Dividenden als Anleihe-Alternative Bessere Zinsen oder gefährliche Versuchung?

Seite 3 / 6


Denn hohe Dividenden werden derzeit vor allem in bestimmten Sektoren wie Energie, Versorger, Finanzdienstleister und Telekommunikation in Aussicht gestellt, sofern man die aktuellen Aktienkurse in Relation zu den im Vorjahr ausgeschütteten Dividenden setzt. Aber darf man davon ausgehen, dass die Ausschüttungsquote auch in Zukunft gehalten wird?

Schauen wir uns beispielsweise Aktien aus dem Rohstoff- und Energiesektor an. Diese Branchen stehen quasi paradigmatisch für die strukturellen Probleme in einer Reihe von Sektoren. Hohe Güterpreise und steigende Absatzmengen haben viele Firmen vor 2008 dazu verleitet, ihre Kapazität zu erhöhen und in neue Produktionsanlagen zu investieren. In der gleichen Zeit haben es viele Unternehmen jedoch versäumt, vorzusorgen und ihr Kapital zu freigiebig ausgegeben.

Nun fallen die Preise, was nicht zuletzt auf die aufgebauten Überkapazitäten zurückzuführen ist. Darunter leiden die Zahlungsströme, aus denen die Dividenden gezahlt werden müssen. Ein schlagendes Beispiel für diese Entwicklung ist der globale Minenkonzern Anglo American, der bekanntgegeben hat, die Dividendenzahlungen für 2015 und 2016 auszusetzen.

Bis zum Crash 2008 hatte sich die Aktie stark entwickelt und konnte sich auch danach zunächst wieder erholen. Der Investment Case beruhte auf der Annahme, dass die Rohstoffnachfrage aus China für eine sehr lange Zeit sehr hoch bleiben wird, was sich jedoch bekanntermaßen als Trugschluss herausgestellt hat. Seit dem Finanzjahr 2012 erwirtschaftet Anglo American nach Investitionen einen negativen operationalen Ertrag.

Insofern kommt die Aussetzung der Dividendenzahlungen nicht überraschend – schon in den letzten Jahren sind die Ausschüttungen aus der Substanz gezahlt worden. Seit 2011 hat die Aktie zudem stark an Wert verloren.

Kursschwankungen verzerren Dividendenrenditen

Anglo American ist nicht der einzige Titel aus dem Rohstoffsektor, mit dem Investoren aufgrund von Kursstürzen heftige Verluste erlitten haben.

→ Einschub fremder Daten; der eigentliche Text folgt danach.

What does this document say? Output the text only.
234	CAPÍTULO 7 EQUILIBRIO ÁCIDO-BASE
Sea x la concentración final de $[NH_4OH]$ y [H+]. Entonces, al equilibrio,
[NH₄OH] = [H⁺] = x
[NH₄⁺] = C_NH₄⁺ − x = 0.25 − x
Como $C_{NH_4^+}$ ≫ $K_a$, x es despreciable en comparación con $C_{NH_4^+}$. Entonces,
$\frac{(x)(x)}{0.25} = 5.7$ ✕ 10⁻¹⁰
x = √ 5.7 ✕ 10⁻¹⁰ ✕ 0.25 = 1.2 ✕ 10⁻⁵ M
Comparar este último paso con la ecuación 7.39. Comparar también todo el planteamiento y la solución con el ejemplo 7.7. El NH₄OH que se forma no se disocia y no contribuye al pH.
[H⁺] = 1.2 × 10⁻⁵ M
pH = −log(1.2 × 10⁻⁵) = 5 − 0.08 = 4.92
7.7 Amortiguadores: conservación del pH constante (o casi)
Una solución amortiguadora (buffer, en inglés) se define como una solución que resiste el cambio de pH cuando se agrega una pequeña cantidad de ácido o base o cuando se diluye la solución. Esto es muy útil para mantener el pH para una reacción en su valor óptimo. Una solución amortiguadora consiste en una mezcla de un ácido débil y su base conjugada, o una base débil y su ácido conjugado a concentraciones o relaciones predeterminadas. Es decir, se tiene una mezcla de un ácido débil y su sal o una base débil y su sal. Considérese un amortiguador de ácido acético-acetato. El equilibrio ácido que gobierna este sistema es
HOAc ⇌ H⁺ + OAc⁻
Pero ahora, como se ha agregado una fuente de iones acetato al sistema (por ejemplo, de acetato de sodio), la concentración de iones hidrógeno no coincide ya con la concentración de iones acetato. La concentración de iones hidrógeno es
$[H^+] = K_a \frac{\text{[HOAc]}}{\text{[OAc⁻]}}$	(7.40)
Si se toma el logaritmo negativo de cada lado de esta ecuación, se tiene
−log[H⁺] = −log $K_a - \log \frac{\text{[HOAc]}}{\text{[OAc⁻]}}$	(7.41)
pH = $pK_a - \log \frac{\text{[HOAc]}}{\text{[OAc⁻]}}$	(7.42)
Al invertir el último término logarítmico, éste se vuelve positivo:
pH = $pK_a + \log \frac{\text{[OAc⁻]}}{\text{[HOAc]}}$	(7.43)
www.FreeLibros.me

Sinkende Kurse werfen einen trügerischen Schleier über die Dividendenentwicklung, denn die Dividendenrendite wird an den Kursen gemessen. Halten die Firmen die Ausschüttungen pro Aktie aufrecht, wachsen die Renditen in die Höhe.

Natürlich steckt nicht der gesamte Rohstoffsektor in der Krise, aber vor allem im Bereich der kleineren Produzenten kommt es derzeit zu Liquiditäts- und Kreditproblemen. Das Beispiel Anglo American zeigt jedoch auch, dass sich auch bei großen Unternehmen hinter stabilen Dividenden oft negative fundamentale Entwicklungen verbergen können.

Eine ähnliche Situation lässt sich im Finanzsektor beobachten: Auch hier haben sich die Kurse schwach entwickelt und zu steigenden Dividendenentwicklungen geführt. Allerdings drückt die extrem lockere Geldpolitik der letzten Jahre auf die Zinsmargen der Banken und reduziert auch die Anlagerenditen der Lebensversicherungen. Beide Branchen ächzen zudem unter höheren Kapitalanforderungen aufgrund verschärfter regulatorischer Vorgaben.

Doch der Blick auf die Dividendenrendite kann das Bild auch in die andere Richtung verzerren: So weisen die defensiven Sektoren, denen es im derzeitigen Umfeld gut geht und die sich an den Börsen überdurchschnittlich entwickelt haben, seit 2008 sinkende Dividendenrenditen auf.